Mark a tool with lifecycle: { completesRun: true } to make it end the agent loop when called successfully:
const submitResult = createTool({
name: "submit_result",
description: "Submit the final result and end the run.",
inputSchema: z.object({
summary: z.string(),
approve: z.boolean(),
}),
lifecycle: { completesRun: true },
async execute(input) {
return JSON.stringify(input)
},
})
See the code-review-bot example for this pattern in a complete application.
Test your tools in isolation before giving them to an agent:
import { describe, it, expect } from "vitest"

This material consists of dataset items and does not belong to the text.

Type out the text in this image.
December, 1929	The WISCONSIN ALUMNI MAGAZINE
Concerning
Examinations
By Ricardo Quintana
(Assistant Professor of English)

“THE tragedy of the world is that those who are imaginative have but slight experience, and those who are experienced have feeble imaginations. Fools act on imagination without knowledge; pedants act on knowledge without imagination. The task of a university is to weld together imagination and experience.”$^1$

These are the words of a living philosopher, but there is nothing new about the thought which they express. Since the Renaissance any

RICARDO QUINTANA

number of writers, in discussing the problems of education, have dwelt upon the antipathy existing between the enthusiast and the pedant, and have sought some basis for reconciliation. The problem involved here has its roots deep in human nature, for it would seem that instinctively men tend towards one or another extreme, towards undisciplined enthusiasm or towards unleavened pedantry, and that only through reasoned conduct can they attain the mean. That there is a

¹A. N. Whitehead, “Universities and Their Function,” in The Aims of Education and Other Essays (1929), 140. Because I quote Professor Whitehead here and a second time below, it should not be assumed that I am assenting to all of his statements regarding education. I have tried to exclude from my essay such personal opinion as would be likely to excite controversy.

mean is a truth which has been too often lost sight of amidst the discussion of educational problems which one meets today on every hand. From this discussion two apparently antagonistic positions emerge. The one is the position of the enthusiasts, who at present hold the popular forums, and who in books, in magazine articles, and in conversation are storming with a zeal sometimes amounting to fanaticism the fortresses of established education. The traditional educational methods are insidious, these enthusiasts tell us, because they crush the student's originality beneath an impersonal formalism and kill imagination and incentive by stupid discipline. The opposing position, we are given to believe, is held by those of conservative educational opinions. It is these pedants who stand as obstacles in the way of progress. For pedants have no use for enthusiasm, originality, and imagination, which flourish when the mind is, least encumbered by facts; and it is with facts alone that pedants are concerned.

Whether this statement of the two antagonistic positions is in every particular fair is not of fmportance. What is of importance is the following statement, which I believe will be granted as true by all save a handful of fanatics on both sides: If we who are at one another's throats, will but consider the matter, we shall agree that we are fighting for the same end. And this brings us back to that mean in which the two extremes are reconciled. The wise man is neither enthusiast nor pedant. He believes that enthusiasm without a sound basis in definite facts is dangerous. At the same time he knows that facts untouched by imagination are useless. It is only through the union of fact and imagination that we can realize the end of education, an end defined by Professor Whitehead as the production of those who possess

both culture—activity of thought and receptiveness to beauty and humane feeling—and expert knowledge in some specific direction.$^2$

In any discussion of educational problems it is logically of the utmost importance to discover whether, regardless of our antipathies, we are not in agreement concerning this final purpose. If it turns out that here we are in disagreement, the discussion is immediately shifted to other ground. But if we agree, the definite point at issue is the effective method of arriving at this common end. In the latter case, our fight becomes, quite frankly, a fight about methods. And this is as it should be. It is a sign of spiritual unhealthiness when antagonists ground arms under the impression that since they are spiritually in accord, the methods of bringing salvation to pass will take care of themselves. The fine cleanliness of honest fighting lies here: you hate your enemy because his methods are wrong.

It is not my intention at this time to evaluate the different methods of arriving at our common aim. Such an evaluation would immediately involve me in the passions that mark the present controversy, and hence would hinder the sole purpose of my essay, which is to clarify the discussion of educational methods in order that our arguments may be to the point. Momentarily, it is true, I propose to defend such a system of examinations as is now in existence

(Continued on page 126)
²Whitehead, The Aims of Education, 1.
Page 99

describe("get_current_time", () => {
it("returns ISO timestamp", async () => {
const result = await getCurrentTime.execute(
{ timezone: "UTC" },
{
agentId: "test",
runId: "run_test",
iteration: 1,
toolCallId: "tool_test",
snapshot: {} as never,
emitUpdate: () => {},
}
)
expect(result.iso).toMatch(/^\d{4}-\d{2}-\d{2}T/)
})
})
Cline Core
Agent
Via Plugin
await cline.start({
prompt: "Get the current time",
config: {
// ...
extraTools: [getCurrentTime],
},
})
const agent = new Agent({
tools: [searchDatabase, getCurrentTime],
// ...
})
const myPlugin: AgentPlugin = {
name: "my-tools",
manifest: { capabilities: ["tools"] },
setup(api) {
api.registerTool(searchDatabase)
api.registerTool(getCurrentTime)
},
}
Good tools are specific and predictable.
- Use action-oriented names:
get_pull_request, search_database, deploy_service.
- Describe what the tool does, when to use it, and what it returns.
- Put constraints in the description: rate limits, read-only behavior, required permissions.
- Add descriptions for every input property.
- Return structured JSON instead of prose when possible.
- Respect
context.abortSignal in long-running tools.